Q. Discuss king Oedipus is the tragic hero in Sophocles’ Oedipus Rex.
It is well known to us that, Oedipus Rex is considered as one of the best creations of Sophocles where the king Oedipus is the protagonist and he is also considered as the tragic hero.
According to the definition of Aristotle, “A tragic hero is a distinguished person, having a high status in life, who is neither entirely good nor superior nor entirely bad.
He is led by some tragic flow or hamartia. For his misfortune he will suffer a lot and receive a tragic death at the end of the play.” He also defines a tragic hero by four qualities: goodness, appropriateness, lifelike, and consistency.
Aristotle defines Oedipus as a tragic hero for his unfortunate arrangement of events. As a child, Oedipus was given a vision that he grow grow up marrying his mother and slaying his father. So, Jocasta and Laius try to obstruct the prophecy by killing Oedipus, but in the end, fate was the ultimate victor. According to Aristotle, Oedipus is an ideal example of a tragic hero for causing his own downfall, having fallen from his estate, and having an undeserved punishment.
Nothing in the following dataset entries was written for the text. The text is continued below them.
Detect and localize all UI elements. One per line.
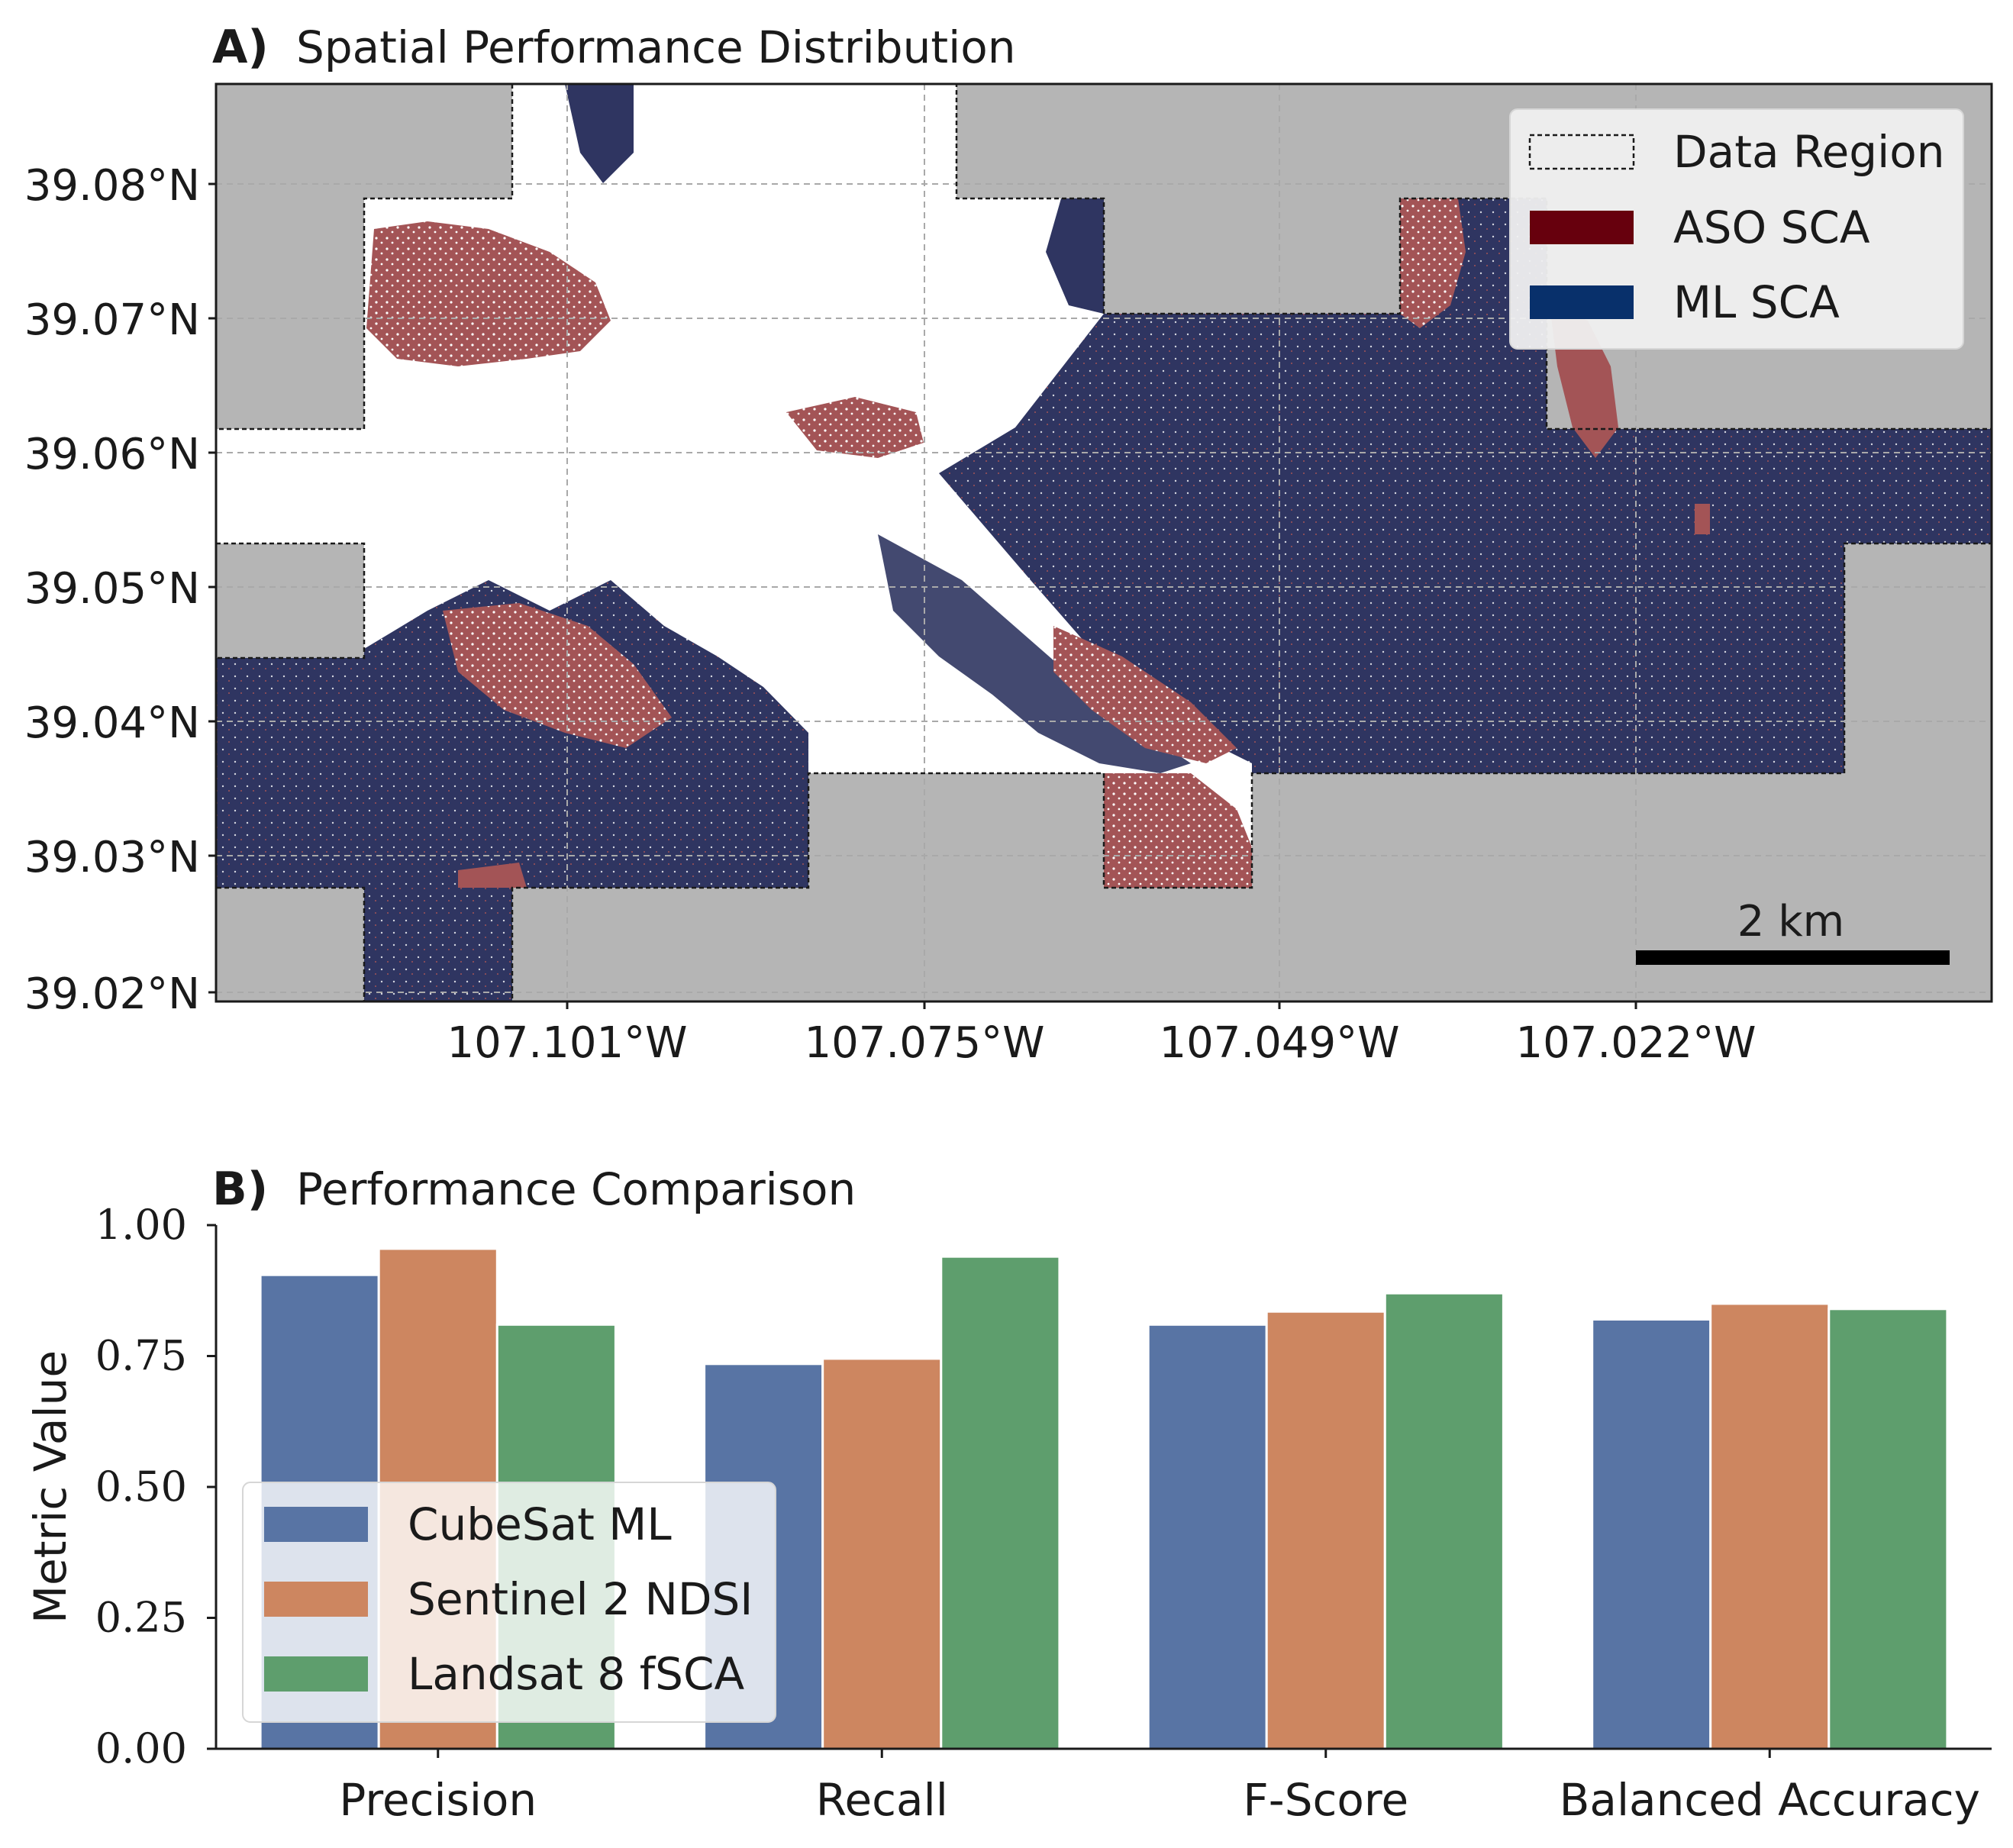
map-y-axis: 39.08°N 39.07°N 39.06°N 39.05°N 39.04°N …: [24, 161, 216, 1019]
y-axis-ticks: 0.00 0.25 0.50 0.75 1.00: [95, 1201, 216, 1772]
chart-legend-label: CubeSat ML: [408, 1498, 672, 1550]
legend-swatch-landsat-8-fsca: [264, 1656, 368, 1692]
map-legend-label: Data Region: [1673, 126, 1944, 178]
scale-bar: 2 km: [1636, 897, 1950, 965]
map-x-tick-label: 107.022°W: [1516, 1018, 1757, 1068]
bar-landsat-8-fsca-recall: [940, 1255, 1061, 1750]
chart-legend-label: Landsat 8 fSCA: [408, 1648, 744, 1700]
map-legend-label: ASO SCA: [1673, 202, 1870, 253]
x-tick-label: Balanced Accuracy: [1560, 1774, 1980, 1826]
legend-swatch-sentinel-2-ndsi: [264, 1582, 368, 1617]
chart-legend-box: [242, 1482, 776, 1723]
bar-cubesat-ml-balanced-accuracy: [1591, 1318, 1712, 1750]
x-tick-label: F-Score: [1243, 1774, 1408, 1826]
map-legend-label: ML SCA: [1673, 276, 1840, 328]
chart-legend-label: Sentinel 2 NDSI: [408, 1573, 753, 1625]
y-tick-label: 0.00: [95, 1724, 187, 1772]
y-tick-label: 0.75: [95, 1332, 187, 1380]
map-y-tick-label: 39.04°N: [24, 698, 200, 748]
bar-cubesat-ml-f-score: [1147, 1323, 1268, 1750]
map-y-tick-label: 39.07°N: [24, 295, 200, 345]
data-region-outline: [216, 84, 1992, 1001]
map-x-tick-label: 107.101°W: [447, 1018, 688, 1068]
bar-landsat-8-fsca-f-score: [1383, 1292, 1505, 1750]
scale-bar-label: 2 km: [1737, 897, 1844, 947]
chart-legend: CubeSat ML Sentinel 2 NDSI Landsat 8 fSC…: [242, 1482, 776, 1723]
bar-sentinel-2-ndsi-recall: [821, 1357, 943, 1750]
map-y-tick-label: 39.05°N: [24, 564, 200, 614]
map-x-axis: 107.101°W 107.075°W 107.049°W 107.022°W: [447, 1001, 1757, 1068]
x-tick-label: Recall: [816, 1774, 948, 1826]
bar-landsat-8-fsca-balanced-accuracy: [1828, 1308, 1949, 1750]
aso-sca-regions: [366, 198, 1710, 888]
y-tick-label: 0.25: [95, 1594, 187, 1642]
panel-b-title-text: Performance Comparison: [296, 1163, 856, 1215]
x-axis-ticks: Precision Recall F-Score Balanced Accura…: [339, 1749, 1980, 1826]
map-frame: [215, 82, 1993, 1003]
bar-sentinel-2-ndsi-balanced-accuracy: [1709, 1302, 1831, 1750]
x-tick-label: Precision: [339, 1774, 537, 1826]
y-tick-label: 0.50: [95, 1463, 187, 1511]
y-axis-label: Metric Value: [24, 1350, 76, 1624]
panel-a-title: A) Spatial Performance Distribution: [212, 21, 1015, 74]
bar-chart: 0.00 0.25 0.50 0.75 1.00 Precision Recal…: [24, 1201, 1992, 1826]
map-y-tick-label: 39.03°N: [24, 833, 200, 882]
scale-bar-line: [1636, 950, 1950, 965]
map-legend: Data Region ASO SCA ML SCA: [1509, 108, 1964, 350]
bar-sentinel-2-ndsi-f-score: [1265, 1310, 1386, 1750]
map-y-tick-label: 39.08°N: [24, 161, 200, 211]
map-x-tick-label: 107.075°W: [805, 1018, 1045, 1068]
map-y-tick-label: 39.06°N: [24, 430, 200, 479]
panel-a-title-text: Spatial Performance Distribution: [296, 21, 1015, 73]
panel-b-label: B): [212, 1163, 268, 1216]
aso-sca-swatch: [1530, 211, 1634, 244]
panel-a-label: A): [212, 21, 269, 74]
map-y-tick-label: 39.02°N: [24, 969, 200, 1019]
legend-swatch-cubesat-ml: [264, 1507, 368, 1542]
y-tick-label: 1.00: [95, 1201, 187, 1249]
map-x-tick-label: 107.049°W: [1160, 1018, 1400, 1068]
panel-b-title: B) Performance Comparison: [212, 1163, 856, 1216]
ml-sca-swatch: [1530, 285, 1634, 319]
Oedipus was born to superiority “his high estate gives him a place of dignity to fall from and perhaps makes his fall seem all the more a calamity in that it involves an entire nation or people.” Although Oedipus is a king and should be setting examples for society, he has major flaws such as pride and rage. Oedipus is easily angered and lashed out at Tiresias when he told him that he is his own murder.
Excellent quality of Oedipus as a king: Oedipus is a good king, a great-wisher of his people, a man of integrity, an honest and great administrator and an outstanding intellect. He is also a pious man who believes in oracles, respects the bonds of family and hates impurity.
The faults of Oedipus: Oedipus has his faults. He is hot-tempered, hasty in his judgment, excessively proud of his intelligence and arbitrary in his decisions.
His Pride: An outstanding feature of Oedipus’s character is an inherent feeling of pride in his own wisdom. Generally, self-confidence is a good quality, but when it takes the form of pride, hastiness and insolence, it becomes disgusting. He has already committed the crimes which make him a sinner in the eyes of the gods, in the eyes of other people and in his own eyes.
Oedipus had also acted similarly in Corinth when a drunkard had told him Polybus and Merope were not his real parents. His anger resulted in the death of Laius and his men.
Again, when he had known from the oracle that he would kill his father and marry his mother, he left the kingdom because he loved his parents very much and he did not want to do it. Though, they were not his parents he tried his best to avoid the sin. It was completely in a state of ignorance that he killed his father and married his mother. His tragedy is a tragedy of error, not of any willful action. It is also because of characteristics that lead him to his downfall.
Oedipus is thus an authentic tragic hero in the Aristotelian sense because, among other things, his tragedy is as much due to his own initiatives in discovering the truth as to external circumstances.